Cos’è l’Ammortizzatore Sociale Unico
L’Ammortizzatore Sociale Unico è un nuovo strumento di sostegno al reddito introdotto dal decreto-legge n. 25/2026 a favore dei datori di lavoro e dei lavoratori colpiti dai gravi eventi meteorologici che dal 18 gennaio 2026 hanno interessato Calabria, Sardegna e Sicilia con il Ciclone Harry.
Si tratta di una misura autonoma e separata rispetto ai normali ammortizzatori sociali, pensata appositamente per chi non è riuscito a lavorare o a raggiungere il posto di lavoro a causa dell’emergenza.
Quanti anni hai?
A chi è rivolto
Il nuovo Ammortizzatore Sociale Unico è pensato per i lavoratori dipendenti del settore privato, compresi quelli del comparto agricolo. Possono accedere al sostegno due categorie di persone:
- i lavoratori impiegati presso aziende con sede nei comuni colpiti dall’alluvione;
- i lavoratori che risiedono o sono domiciliati nelle zone alluvionate e non sono riusciti a raggiungere il proprio posto di lavoro.
Quali sono le cause riconosciute
L’assenza dal lavoro deve essere collegata in modo diretto all’emergenza. Tra le cause riconosciute dall’INPS ci sono:
- provvedimenti amministrativi legati all’emergenza;
- strade interrotte;
- mezzi di trasporto fuori uso;
- abitazione inagibile;
- necessità di assistere familiari conviventi.

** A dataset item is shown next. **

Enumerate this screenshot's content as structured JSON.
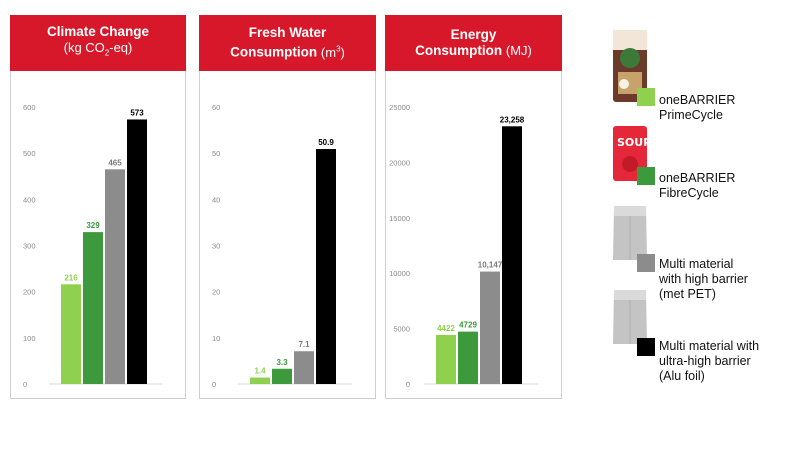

Negli altri casi, il datore di lavoro deve acquisire una dichiarazione del lavoratore che spieghi il motivo dell’assenza, da conservare in caso di controlli.
I comuni interessati
L’aiuto economico riguarda i comuni della Calabria, Sardegna e Sicilia per i quali è stato dichiarato lo stato di emergenza.
È possibile consultare il sito INPS per vedere l’elenco completo dei comuni interessati nella circolare n. 54 del 13 maggio 2026.
Importo e durata
Per il 2026 l’importo massimo riconosciuto è di 1.423,69 euro lordi mensili. Il sostegno è riconosciuto nel periodo compreso tra il 18 gennaio e il 30 aprile 2026 e la durata varia in base alla situazione del lavoratore:
- fino a 90 giornate in caso di sospensione dell’attività lavorativa;
- fino a 15 giornate in caso di impossibilità a raggiungere il luogo di lavoro.
Per i lavoratori agricoli i giorni indennizzati valgono anche per la maturazione della disoccupazione agricola.
Come fare domanda
La richiesta deve essere presentata dal datore di lavoro entro il 31 maggio 2026, tramite le procedure telematiche INPS. Per i datori di lavoro privati non agricoli sono previste quattro causali:
- aziende operanti nei territori colpiti;
- lavoratori residenti nei comuni alluvionati;
- lavoratori domiciliati nei comuni alluvionati;
- lavoratori somministrati o distaccati che operano nelle aree colpite.
Con quali sostegni non è cumulabile
L’ammortizzatore sociale unico non può essere richiesto insieme ad altri strumenti di integrazione salariale, come:
- CIGO;
- assegno FIS;
- Fondi di solidarietà;
- CISOA.
Chi ha già presentato una richiesta per uno di questi sostegni può rinunciarvi e scegliere il nuovo ammortizzatore, purché la prima domanda non sia stata ancora autorizzata dall’INPS.